Luís Paulo Lopes – Quanto mais o homem se aproximar de um ideal, mais distante estará de si mesmo. Por isso, os ideais de perfeição necessariamente produzirão uma sombra de igual intensidade que tenta compensar o ideal sobre o qual a consciência está identificada. Veja o exemplo do nazismo na Alemanha; o ideal de perfeição, beleza e pureza ariana carregava de forma subterrânea o horror, a feiura e a sujeira da sombra alemã. Enquanto o povo alemão estava possuído por este ideal de pureza, era incapaz de perceber que ele mesmo era o monstro repugnante que tentava derrotar, e  assim, o perseguia projetado em seus inimigos. Vivemos algo muito semelhante hoje em dia no Brasil com o ideal do cidadão de bem, por exemplo. Veja o quanto é sedutor um ideal como esse; pois afirma que aquele que se identifica com ele é uma pessoa perfeita, como se estivesse salva do diabo que habita a sua própria casa. Qualquer ideal deste tipo, não importa se é político, religioso, ou de qualquer outra natureza, produz este mesmo efeito. A integração da sombra, para Jung, significa tornar-se humano, ou seja, um pecador.
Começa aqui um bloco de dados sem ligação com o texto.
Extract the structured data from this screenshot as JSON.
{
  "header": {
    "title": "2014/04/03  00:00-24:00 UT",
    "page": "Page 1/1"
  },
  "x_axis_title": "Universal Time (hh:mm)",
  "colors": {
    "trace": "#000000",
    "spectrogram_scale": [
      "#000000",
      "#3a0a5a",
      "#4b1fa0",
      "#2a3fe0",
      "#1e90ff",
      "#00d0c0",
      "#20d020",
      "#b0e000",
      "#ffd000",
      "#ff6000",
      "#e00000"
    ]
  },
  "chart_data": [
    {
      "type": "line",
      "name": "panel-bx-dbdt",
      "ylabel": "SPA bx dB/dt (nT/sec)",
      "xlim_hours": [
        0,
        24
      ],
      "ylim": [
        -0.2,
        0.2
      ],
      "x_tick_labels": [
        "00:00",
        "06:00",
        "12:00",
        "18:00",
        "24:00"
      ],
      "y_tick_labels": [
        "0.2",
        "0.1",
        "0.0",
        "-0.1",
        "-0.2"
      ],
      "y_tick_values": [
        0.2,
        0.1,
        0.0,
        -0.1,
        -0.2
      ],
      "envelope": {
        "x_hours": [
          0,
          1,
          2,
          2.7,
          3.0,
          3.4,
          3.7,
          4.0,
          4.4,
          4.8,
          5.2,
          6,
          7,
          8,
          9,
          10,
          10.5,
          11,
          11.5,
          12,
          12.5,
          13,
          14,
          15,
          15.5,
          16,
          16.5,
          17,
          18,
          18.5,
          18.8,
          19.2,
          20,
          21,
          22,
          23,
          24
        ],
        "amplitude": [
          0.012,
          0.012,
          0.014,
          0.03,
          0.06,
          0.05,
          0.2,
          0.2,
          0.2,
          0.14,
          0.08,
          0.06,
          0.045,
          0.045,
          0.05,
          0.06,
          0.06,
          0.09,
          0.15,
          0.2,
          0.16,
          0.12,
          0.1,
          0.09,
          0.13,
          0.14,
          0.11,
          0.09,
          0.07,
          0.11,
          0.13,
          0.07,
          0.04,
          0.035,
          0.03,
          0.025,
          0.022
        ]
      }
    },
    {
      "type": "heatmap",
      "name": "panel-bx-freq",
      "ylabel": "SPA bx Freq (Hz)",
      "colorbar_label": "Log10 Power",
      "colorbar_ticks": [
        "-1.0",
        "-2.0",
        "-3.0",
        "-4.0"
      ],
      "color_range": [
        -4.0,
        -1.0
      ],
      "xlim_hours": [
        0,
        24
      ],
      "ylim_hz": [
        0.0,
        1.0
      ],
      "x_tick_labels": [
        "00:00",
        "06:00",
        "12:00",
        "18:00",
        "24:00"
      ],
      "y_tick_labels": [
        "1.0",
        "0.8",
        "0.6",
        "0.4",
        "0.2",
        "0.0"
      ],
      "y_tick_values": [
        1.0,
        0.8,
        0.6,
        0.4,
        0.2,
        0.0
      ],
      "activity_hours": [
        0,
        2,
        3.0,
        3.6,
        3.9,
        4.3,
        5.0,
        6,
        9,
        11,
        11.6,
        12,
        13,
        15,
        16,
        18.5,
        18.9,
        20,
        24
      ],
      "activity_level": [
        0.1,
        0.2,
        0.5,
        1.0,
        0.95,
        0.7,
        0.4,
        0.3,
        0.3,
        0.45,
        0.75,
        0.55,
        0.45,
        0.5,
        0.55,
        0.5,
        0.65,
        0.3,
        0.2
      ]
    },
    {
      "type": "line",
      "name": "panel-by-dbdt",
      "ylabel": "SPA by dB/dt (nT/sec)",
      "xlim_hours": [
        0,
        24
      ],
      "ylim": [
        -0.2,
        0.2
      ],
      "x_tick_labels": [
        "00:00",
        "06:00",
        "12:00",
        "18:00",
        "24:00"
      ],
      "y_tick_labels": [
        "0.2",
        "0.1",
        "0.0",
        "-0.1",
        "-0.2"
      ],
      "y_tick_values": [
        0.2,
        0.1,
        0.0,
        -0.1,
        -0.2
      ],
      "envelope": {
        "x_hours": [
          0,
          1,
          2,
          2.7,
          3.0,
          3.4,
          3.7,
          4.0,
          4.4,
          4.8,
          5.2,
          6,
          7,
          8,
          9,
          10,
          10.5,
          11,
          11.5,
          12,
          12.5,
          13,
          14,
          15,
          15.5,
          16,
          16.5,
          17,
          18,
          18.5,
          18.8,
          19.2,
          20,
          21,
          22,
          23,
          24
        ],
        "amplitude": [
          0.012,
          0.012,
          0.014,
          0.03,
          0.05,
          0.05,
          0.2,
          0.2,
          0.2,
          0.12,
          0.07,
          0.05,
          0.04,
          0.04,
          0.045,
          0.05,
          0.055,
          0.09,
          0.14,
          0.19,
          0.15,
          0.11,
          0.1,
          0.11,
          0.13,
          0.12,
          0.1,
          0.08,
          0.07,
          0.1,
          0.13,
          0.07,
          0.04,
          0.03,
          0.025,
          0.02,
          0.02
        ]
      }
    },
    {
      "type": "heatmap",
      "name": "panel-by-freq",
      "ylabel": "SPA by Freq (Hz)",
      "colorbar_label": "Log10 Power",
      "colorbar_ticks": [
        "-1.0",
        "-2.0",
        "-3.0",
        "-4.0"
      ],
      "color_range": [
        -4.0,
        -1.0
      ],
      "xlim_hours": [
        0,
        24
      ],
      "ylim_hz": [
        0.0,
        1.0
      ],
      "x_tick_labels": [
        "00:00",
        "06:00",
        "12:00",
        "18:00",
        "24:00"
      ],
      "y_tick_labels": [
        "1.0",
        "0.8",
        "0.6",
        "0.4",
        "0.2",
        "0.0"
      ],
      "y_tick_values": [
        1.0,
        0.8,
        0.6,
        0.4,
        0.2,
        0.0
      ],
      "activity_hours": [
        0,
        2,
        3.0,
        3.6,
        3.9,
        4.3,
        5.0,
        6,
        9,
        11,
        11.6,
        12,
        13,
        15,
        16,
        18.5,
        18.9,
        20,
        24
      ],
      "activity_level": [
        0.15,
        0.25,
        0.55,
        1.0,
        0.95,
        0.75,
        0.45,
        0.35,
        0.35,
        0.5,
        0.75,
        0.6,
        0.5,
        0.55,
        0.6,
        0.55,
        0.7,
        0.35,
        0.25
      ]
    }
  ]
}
Veja como poderia ter sido salutar se o povo alemão tivesse tomado consciência do pecado que carregava, mas que era incapaz de reconhecer. Nesse sentido, a individuação não significa “subir no pódio” como o espírito desta época gastaria de pensar, mas ao contrário, é “cair do cavalo”. É levar um tombo do alto de sua inflação. A identificação com esta persona heroica ou santa é desfeita e o ego precisa confrontar a natureza sombria da alma. É necessário manter a tensão entre os opostos para que a integração aconteça; nesse sentido é exigida coragem para encarar a verdade de que somos todos pecadores.

(En)Cena – Por fim, gostaria que você falasse um pouco sobre o “necessário manter a tensão” para, a partir disso, integrar…

Luís Paulo Lopes – Manter a tensão, suportar a tensão… Jung discute o conceito de função transcendente, como uma função que unifica a consciência e o inconsciente, os opostos, em um terceiro termo, uma nova atitude. Quando o ego finalmente encara os aspectos sombrios da alma, um conflito irrompe. O conflito tende a ser uma experiência aflitiva e, por isso, a tendência natural é que o oposto inconsciente que está incomodando as pretensões unilaterais da consciência, seja reprimido novamente; e assim, o conflito cessa sem qualquer resolução. Não quero dizer com isso que os conflitos devam ser solucionados, pois como Jung nos ensina, os grandes conflitos humanos são contradições insolúveis. Tentar encontrar uma solução para eles é impossível, pois a consciência é naturalmente unilateral e, portanto, incapaz de considerar uma solução que inclua ambos os opostos. Tudo o que a consciência pode fazer é suprimir o conflito. Este é o motivo pelo qual é preciso sustentar ou suportar o conflito; pois se não podemos solucioná-lo, só nos resta suportá-lo para que não nos alienemos de nosso lado sombrio. Se o conflito for sustentado tempo suficiente, da tensão entre os opostos surge um terceiro elemento que unifica os opostos, a função transcendente. Há uma ampliação da consciência devido a integração do inconsciente e, a partir desta nova perspectiva da consciência, agora ampliada, o antigo conflito perde a importância; e mesmo que não tenha sido definitivamente solucionado, realizou o seu propósito.